The buffer zone in each master data management interval is used for storage and is divided into master data on this interval, and the size of buffer zone is to be preestablished by the programmer.After satisfying predetermined condition, for example buffer zone is full, and the master data in interval responsible will the buffering of master data management submits to CPU or GPU handles, and carries out follow-up operation afterwards, for example empties buffer zone.
Secondary data structure: secondary data structure is used for management and storage auxiliary data.

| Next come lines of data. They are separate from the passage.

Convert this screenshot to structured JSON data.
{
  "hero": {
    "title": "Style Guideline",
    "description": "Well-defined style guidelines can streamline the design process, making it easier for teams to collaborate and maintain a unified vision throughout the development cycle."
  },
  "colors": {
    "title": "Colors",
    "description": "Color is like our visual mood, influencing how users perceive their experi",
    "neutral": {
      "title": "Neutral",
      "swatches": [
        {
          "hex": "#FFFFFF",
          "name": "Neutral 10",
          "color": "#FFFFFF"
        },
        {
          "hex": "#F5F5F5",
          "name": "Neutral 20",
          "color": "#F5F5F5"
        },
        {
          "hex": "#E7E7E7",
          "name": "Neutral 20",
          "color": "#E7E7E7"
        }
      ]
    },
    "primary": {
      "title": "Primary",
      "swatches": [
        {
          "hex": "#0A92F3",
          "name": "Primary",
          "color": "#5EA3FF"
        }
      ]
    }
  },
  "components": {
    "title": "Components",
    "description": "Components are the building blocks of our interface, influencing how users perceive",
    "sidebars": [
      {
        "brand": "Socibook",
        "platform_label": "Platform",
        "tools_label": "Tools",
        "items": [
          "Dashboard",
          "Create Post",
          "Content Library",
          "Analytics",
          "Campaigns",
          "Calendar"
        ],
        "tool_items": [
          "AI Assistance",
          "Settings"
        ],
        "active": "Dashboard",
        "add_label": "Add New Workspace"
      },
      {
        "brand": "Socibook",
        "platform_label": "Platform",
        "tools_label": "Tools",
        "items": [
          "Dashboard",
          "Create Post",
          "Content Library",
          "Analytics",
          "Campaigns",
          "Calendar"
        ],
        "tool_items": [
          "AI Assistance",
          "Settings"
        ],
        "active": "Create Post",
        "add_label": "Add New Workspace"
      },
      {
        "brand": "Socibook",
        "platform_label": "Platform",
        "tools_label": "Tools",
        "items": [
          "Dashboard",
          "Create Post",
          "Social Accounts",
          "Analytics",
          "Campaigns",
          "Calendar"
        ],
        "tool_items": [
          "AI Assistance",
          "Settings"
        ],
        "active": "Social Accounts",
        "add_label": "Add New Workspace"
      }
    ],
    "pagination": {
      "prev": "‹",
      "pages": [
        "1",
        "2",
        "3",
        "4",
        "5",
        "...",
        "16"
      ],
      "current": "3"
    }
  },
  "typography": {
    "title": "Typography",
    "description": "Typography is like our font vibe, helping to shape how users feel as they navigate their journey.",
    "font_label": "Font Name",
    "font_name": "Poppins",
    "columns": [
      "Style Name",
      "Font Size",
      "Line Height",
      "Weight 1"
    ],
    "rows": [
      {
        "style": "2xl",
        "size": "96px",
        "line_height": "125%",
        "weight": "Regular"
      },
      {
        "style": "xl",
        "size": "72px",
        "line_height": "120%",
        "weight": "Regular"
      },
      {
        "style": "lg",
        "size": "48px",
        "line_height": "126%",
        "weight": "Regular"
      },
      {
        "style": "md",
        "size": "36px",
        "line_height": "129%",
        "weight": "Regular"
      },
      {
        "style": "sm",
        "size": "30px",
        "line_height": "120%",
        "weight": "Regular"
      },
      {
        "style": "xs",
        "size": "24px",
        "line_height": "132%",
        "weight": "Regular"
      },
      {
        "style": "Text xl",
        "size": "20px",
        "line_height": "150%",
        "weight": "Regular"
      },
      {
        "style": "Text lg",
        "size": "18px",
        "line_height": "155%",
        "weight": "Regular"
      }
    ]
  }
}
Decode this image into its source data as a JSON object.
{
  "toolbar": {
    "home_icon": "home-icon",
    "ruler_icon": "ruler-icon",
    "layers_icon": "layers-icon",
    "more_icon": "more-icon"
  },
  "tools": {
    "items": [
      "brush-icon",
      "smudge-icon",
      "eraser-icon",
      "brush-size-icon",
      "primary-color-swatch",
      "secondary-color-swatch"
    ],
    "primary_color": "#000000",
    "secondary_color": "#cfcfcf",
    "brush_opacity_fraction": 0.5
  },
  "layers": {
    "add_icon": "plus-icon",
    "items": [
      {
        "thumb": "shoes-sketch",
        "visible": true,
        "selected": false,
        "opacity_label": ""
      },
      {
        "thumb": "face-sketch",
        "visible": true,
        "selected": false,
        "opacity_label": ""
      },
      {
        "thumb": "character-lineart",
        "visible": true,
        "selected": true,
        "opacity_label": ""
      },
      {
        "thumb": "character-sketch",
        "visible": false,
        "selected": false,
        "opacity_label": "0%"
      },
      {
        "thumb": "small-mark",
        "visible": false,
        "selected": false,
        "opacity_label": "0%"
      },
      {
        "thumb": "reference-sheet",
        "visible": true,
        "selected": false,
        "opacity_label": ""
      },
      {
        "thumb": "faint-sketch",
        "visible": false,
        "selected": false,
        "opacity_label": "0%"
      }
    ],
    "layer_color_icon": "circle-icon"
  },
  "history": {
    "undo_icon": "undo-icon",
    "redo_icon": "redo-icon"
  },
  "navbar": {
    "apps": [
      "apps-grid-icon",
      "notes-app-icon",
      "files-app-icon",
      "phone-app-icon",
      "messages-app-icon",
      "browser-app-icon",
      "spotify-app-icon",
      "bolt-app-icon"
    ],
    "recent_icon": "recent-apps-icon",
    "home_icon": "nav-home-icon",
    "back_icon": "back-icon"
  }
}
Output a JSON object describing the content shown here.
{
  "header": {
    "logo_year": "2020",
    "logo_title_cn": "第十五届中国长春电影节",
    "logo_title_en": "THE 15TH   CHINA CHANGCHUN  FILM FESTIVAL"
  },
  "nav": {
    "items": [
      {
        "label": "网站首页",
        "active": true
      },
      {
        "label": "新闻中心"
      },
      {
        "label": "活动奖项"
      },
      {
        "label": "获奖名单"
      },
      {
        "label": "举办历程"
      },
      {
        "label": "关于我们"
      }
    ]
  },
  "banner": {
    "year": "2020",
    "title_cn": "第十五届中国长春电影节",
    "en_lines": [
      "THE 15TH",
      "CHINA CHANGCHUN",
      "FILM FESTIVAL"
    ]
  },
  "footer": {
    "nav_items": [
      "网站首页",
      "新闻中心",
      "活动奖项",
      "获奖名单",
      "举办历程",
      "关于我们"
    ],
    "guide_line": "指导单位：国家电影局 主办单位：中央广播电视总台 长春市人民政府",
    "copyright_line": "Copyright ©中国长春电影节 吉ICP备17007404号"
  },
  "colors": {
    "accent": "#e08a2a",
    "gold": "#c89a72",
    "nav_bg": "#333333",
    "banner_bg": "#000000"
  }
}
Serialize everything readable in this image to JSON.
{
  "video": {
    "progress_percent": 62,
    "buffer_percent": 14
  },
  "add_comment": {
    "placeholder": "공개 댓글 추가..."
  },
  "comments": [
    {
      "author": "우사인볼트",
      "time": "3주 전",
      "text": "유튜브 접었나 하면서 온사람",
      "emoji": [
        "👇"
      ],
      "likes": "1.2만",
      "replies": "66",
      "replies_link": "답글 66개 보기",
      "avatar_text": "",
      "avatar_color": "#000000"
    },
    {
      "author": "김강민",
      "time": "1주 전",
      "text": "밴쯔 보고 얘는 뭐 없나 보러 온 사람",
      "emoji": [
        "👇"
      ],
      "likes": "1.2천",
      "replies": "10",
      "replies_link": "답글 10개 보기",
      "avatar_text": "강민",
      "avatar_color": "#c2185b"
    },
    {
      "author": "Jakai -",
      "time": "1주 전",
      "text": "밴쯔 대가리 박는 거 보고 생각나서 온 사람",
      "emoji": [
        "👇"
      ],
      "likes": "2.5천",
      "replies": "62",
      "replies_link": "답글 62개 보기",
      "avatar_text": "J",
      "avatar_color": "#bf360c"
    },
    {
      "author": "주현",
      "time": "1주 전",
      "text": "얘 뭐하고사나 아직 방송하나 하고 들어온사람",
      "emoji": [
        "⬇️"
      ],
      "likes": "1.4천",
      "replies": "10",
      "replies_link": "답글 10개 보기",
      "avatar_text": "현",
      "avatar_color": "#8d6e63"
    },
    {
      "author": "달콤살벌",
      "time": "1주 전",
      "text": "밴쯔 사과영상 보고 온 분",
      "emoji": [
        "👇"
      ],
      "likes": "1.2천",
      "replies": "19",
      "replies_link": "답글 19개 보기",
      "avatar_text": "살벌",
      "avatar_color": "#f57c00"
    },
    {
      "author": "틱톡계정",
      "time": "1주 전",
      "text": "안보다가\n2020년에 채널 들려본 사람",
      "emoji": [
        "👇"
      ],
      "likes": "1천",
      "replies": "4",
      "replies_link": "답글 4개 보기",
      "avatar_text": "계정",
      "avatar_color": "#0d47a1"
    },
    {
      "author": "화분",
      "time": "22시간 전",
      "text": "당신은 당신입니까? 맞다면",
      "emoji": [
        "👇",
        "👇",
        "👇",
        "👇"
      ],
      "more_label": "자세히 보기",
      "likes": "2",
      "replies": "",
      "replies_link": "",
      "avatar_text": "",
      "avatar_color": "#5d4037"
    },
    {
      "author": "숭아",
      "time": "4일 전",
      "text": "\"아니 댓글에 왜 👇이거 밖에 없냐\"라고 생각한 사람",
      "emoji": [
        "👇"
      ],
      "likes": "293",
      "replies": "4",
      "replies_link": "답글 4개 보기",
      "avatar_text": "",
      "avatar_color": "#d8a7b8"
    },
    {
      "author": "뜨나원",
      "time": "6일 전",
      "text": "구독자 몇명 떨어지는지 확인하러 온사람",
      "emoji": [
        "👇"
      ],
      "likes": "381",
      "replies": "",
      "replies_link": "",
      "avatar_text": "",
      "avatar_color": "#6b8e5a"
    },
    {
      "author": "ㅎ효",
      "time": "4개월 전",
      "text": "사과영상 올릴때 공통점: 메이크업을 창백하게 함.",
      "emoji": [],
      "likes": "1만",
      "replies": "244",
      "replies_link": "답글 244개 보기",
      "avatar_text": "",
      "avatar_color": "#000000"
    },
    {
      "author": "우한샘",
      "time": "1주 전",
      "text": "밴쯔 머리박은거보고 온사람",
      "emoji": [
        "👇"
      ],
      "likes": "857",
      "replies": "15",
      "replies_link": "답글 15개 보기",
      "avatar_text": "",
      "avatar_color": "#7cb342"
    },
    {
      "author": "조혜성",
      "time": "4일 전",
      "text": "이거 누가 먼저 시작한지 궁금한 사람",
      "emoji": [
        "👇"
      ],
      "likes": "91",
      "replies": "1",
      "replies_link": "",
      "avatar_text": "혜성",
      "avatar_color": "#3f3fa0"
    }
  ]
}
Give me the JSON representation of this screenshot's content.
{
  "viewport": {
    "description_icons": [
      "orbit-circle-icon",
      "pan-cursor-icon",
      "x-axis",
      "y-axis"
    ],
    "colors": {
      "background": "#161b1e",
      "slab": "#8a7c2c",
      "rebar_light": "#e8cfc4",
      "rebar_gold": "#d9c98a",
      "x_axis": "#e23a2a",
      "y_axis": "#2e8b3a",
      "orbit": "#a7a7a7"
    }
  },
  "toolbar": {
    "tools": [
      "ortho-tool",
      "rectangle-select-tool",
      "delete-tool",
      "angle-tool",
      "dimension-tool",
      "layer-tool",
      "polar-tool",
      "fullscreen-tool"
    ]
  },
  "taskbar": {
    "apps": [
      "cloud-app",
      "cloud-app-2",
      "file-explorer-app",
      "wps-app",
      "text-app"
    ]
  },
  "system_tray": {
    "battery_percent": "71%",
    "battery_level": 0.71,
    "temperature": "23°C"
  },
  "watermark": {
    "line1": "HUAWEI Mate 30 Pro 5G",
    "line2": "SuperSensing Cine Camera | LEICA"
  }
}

Secondary data structure need keep the mapping relations of each master data and corresponding auxiliary data.
Utilize major-minor data structure, the present invention designs a kind of CPU-GPU cooperative computing method.As embodiments of the invention, for example, 3 threads are set on CPU: data are read in thread, CPU computational threads, master control GPU computational threads, mutual asynchronous execution.
Describe each thread operation content below.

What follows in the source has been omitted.